Savona. Sei anni e 4 mesi di reclusione. E’ questa la condanna inflitta questa mattina dal gup Donatella Aschero a Danilo Pani, 40 anni, per una vicenda di traffico internazionale di sostanze stupefacenti. L’uomo era infatti finito in manette, nel dicembre dello scorso anno, a Cagliari, in esecuzione di un’ordinanza di custodia cautelare firmata, su richiesta del pm Ceccarelli, dal giudice delle indagini preliminari Barbara Romano. Secondo l’accusa, Pani era il destinatario di una parte della droga sequestrata sopra un tir dalla polizia nel giugno 2009.

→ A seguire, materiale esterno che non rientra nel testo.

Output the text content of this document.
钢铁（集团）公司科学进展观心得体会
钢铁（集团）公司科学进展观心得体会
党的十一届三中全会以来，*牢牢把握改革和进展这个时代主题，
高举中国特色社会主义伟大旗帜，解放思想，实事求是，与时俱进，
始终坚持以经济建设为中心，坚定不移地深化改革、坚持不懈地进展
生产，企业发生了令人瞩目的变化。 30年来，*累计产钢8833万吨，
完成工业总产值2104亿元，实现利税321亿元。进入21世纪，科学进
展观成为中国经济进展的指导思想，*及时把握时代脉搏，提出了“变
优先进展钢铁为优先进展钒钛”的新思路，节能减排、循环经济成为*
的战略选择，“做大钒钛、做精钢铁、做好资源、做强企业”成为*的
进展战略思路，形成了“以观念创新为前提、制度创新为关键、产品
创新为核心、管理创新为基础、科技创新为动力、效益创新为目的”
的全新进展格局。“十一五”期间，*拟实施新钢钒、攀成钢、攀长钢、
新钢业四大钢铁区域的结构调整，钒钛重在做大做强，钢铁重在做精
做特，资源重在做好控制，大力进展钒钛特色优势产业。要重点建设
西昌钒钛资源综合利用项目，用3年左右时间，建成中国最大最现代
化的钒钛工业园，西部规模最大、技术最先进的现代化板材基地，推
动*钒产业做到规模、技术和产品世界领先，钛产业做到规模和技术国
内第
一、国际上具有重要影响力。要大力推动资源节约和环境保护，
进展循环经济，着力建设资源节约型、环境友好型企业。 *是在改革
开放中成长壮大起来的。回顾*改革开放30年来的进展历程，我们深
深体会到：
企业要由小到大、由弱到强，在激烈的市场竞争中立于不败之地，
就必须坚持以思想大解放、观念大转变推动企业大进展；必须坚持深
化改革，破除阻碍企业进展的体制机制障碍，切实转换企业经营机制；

In quell’occasione in manette erano finiti in quattro: Francesco Caliendo, Luca Nastasi, Davide Mannarà e Salvatore Nocerino che, proprio mentre Pani veniva arrestato, erano già stati condannati (tredici anni a Mannarà; sei anni al presunto “braccio destro” Nastasi; quattro anni e otto mesi a Caliendo e Nocerino, l’autista, quest’ultimo del Tir spagnolo carico di peperoni, dove era nascosto un sacco con cinque chili di cocaina).
Secondo gli investigatori, parte della cocaina che arrivava dalla Spagna veniva trasportata (a due, tre chili per volta), oltre che nel milanese, in Sardegna, nascosta a bordo di auto che venivano imbarcate sul traghetto. Proprio questi aspetti avevano portato la polizia a Danilo Pani.